We eventually got approval to write new modules in Swift. I say "we got approval" but what actually happened was more like we just made the move. It upset the Docs and Sheets teams who weren't ready for the transition, but we went through with it to force the adoption. We built the first Swift module on Drive, a file preview component. New enough that it didn't have legacy Objective-C dependencies, isolated enough that interop was minimal. It took less time to build, had fewer bugs in code review, and onboarded a new team member in half the time.

That module became the proof point. I flew to Zurich to meet with the iOS Google Calendar team to show them how we adopted Swift and the changes we needed to make to get it supported in our build and test infrastructure. Bringing another major app along helped make the case that this wasn't a one-team experiment. It was a direction.

Sophisticated but Homegrown

The architecture powering Google's iOS apps is genuinely impressive. Compile-time dependency injection rooted in the build system. Flow controllers that implemented the Coordinator pattern before it had a name. User mediators that solved multi-account state management cleanly. A component system that enforced separation of concerns at the module boundary.

But it was all bespoke. Every pattern, every framework, every abstraction was built from scratch by Google engineers for Google's specific needs. That meant:

  • No community feedback loop. When the external community discovered a flaw in a pattern, Google's version never got that input.
  • No transferable knowledge. Engineers joining Google had to learn an entirely new stack. Engineers leaving Google had skills that didn't map to anything outside.
  • No cross-pollination. Ideas from WWDC talks, open-source projects, and conference circuits rarely penetrated the internal ecosystem.

Protocol-oriented programming, for example. Apple's WWDC 2015 talk on Protocol-Oriented Programming in Swift had reshaped how the external community thought about abstraction and composition. Inside Google, where Swift adoption was minimal, those ideas hadn't penetrated. We were still doing class hierarchies and delegation in Objective-C while the rest of the world was building with protocol extensions and associated types.

Under a Rock, but a Comfortable One

The honest assessment: Google iOS development is like working in a well-funded research lab that happens to ship products. The resources are extraordinary. The people are talented. The technical challenges are real and interesting.

But there's a cost to the insularity. The iOS platform is evolving fast (Swift, reactive patterns, protocol-oriented design, declarative UI thinking) and Google's internal ecosystem is evolving on a parallel track that only partially overlaps. Dave DeLong's A Better MVC series is challenging the community to fix MVC rather than abandon it. The debate between MVC, MVVM, and VIPER is one of the liveliest conversations in iOS right now, and Google is largely absent from it.

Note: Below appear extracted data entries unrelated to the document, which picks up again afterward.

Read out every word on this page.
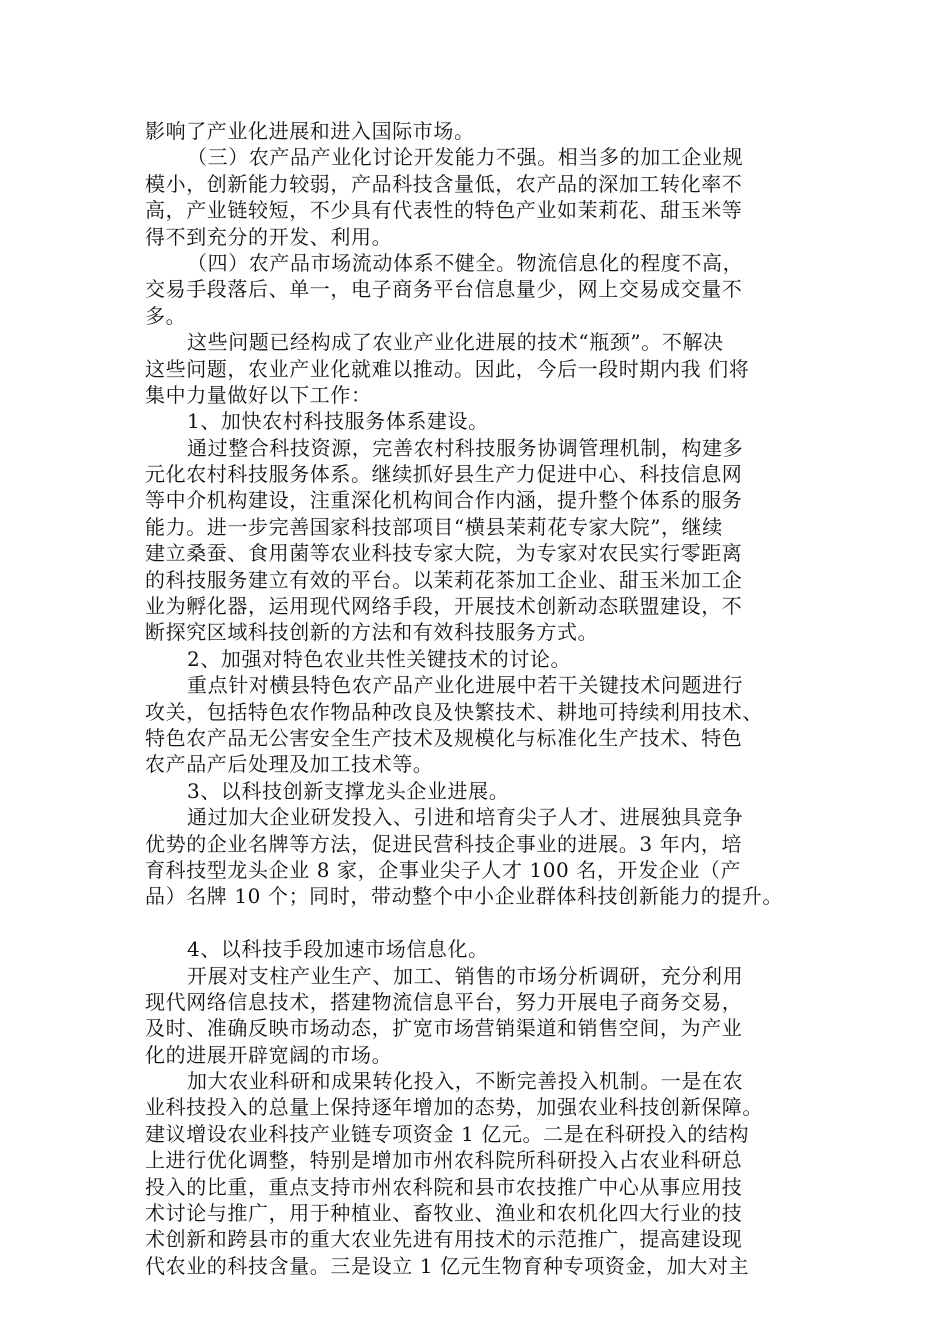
影响了产业化进展和进入国际市场。
（三）农产品产业化讨论开发能力不强。相当多的加工企业规
模小，创新能力较弱，产品科技含量低，农产品的深加工转化率不
高，产业链较短，不少具有代表性的特色产业如茉莉花、甜玉米等
得不到充分的开发、利用。
（四）农产品市场流动体系不健全。物流信息化的程度不高，
交易手段落后、单一，电子商务平台信息量少，网上交易成交量不
多。
这些问题已经构成了农业产业化进展的技术“瓶颈”。不解决
这些问题，农业产业化就难以推动。因此，今后一段时期内我 们将
集中力量做好以下工作：
1、加快农村科技服务体系建设。
通过整合科技资源，完善农村科技服务协调管理机制，构建多
元化农村科技服务体系。继续抓好县生产力促进中心、科技信息网
等中介机构建设，注重深化机构间合作内涵，提升整个体系的服务
能力。进一步完善国家科技部项目“横县茉莉花专家大院”，继续
建立桑蚕、食用菌等农业科技专家大院，为专家对农民实行零距离
的科技服务建立有效的平台。以茉莉花茶加工企业、甜玉米加工企
业为孵化器，运用现代网络手段，开展技术创新动态联盟建设，不
断探究区域科技创新的方法和有效科技服务方式。
2、加强对特色农业共性关键技术的讨论。
重点针对横县特色农产品产业化进展中若干关键技术问题进行
攻关，包括特色农作物品种改良及快繁技术、耕地可持续利用技术、
特色农产品无公害安全生产技术及规模化与标准化生产技术、特色
农产品产后处理及加工技术等。
3、以科技创新支撑龙头企业进展。
通过加大企业研发投入、引进和培育尖子人才、进展独具竞争
优势的企业名牌等方法，促进民营科技企事业的进展。3 年内，培
育科技型龙头企业 8 家，企事业尖子人才 100 名，开发企业（产
品）名牌 10 个；同时，带动整个中小企业群体科技创新能力的提升。
4、以科技手段加速市场信息化。
开展对支柱产业生产、加工、销售的市场分析调研，充分利用
现代网络信息技术，搭建物流信息平台，努力开展电子商务交易，
及时、准确反映市场动态，扩宽市场营销渠道和销售空间，为产业
化的进展开辟宽阔的市场。
加大农业科研和成果转化投入，不断完善投入机制。一是在农
业科技投入的总量上保持逐年增加的态势，加强农业科技创新保障。
建议增设农业科技产业链专项资金 1 亿元。二是在科研投入的结构
上进行优化调整，特别是增加市州农科院所科研投入占农业科研总
投入的比重，重点支持市州农科院和县市农技推广中心从事应用技
术讨论与推广，用于种植业、畜牧业、渔业和农机化四大行业的技
术创新和跨县市的重大农业先进有用技术的示范推广，提高建设现
代农业的科技含量。三是设立 1 亿元生物育种专项资金，加大对主
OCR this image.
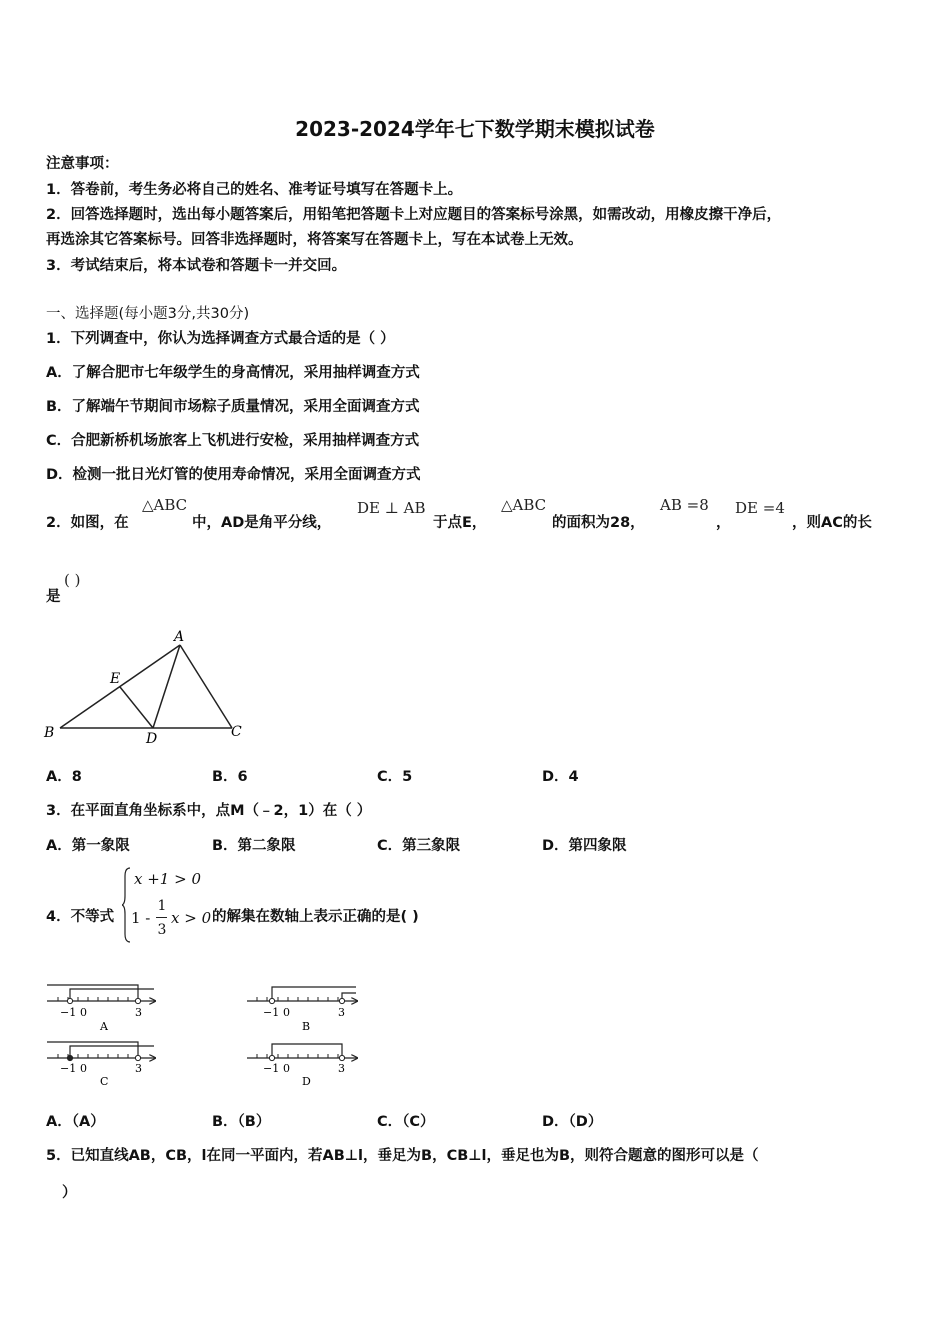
2023-2024学年七下数学期末模拟试卷
注意事项：
1．答卷前，考生务必将自己的姓名、准考证号填写在答题卡上。
2．回答选择题时，选出每小题答案后，用铅笔把答题卡上对应题目的答案标号涂黑，如需改动，用橡皮擦干净后，
再选涂其它答案标号。回答非选择题时，将答案写在答题卡上，写在本试卷上无效。
3．考试结束后，将本试卷和答题卡一并交回。
一、选择题(每小题3分,共30分)
1．下列调查中，你认为选择调查方式最合适的是（ ）
A．了解合肥市七年级学生的身高情况，采用抽样调查方式
B．了解端午节期间市场粽子质量情况，采用全面调查方式
C．合肥新桥机场旅客上飞机进行安检，采用抽样调查方式
D．检测一批日光灯管的使用寿命情况，采用全面调查方式
2．如图，在
△ABC
中，AD是角平分线，
DE ⊥ AB
于点E，
△ABC
的面积为28，
AB =8
，
DE =4
，则AC的长
是
( )
A
B	C
D
E
A．8	B．6	C．5	D．4
3．在平面直角坐标系中，点M（﹣2，1）在（ ）
A．第一象限	B．第二象限	C．第三象限	D．第四象限
4．不等式
x +1 > 0
1 -
1
3
x > 0 的解集在数轴上表示正确的是( )
−1 0	3
A
−1 0	3
B
−1 0	3
C
−1 0	3
D
A．（A）	B．（B）	C．（C）	D．（D）
5．已知直线AB，CB，l在同一平面内，若AB⊥l，垂足为B，CB⊥l，垂足也为B，则符合题意的图形可以是（
）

What I'm taking away from these two years isn't any specific framework or pattern. It's an appreciation for a tension that exists in every large engineering org: the pull toward building everything yourself (because you can, and because it fits your exact needs) versus the pull toward adopting community standards (because you get shared knowledge, faster iteration, and portability).

Google chose to build. And at Google's scale, with Google's resources, that choice mostly works. But it creates a gap between what's happening inside and what's happening outside. That gap compounds over time.

So here's the question I keep coming back to: what if you took the rigor of Google's internal architecture (the flow controllers, the compile-time dependency injection, the user mediators, the enforced separation of concerns) and rebuilt it on top of the best ideas from the broader community? Reactive data binding, protocol-oriented design, simplified navigation. Not Google's way or the community's way, but something sharper than either.

That's what I'm exploring now. I don't have a full answer yet, but the direction feels right: protocol-driven boundaries, reactive data flow, and coordinators that own navigation without the ceremony of full VIPER. I'll write more as the ideas solidify.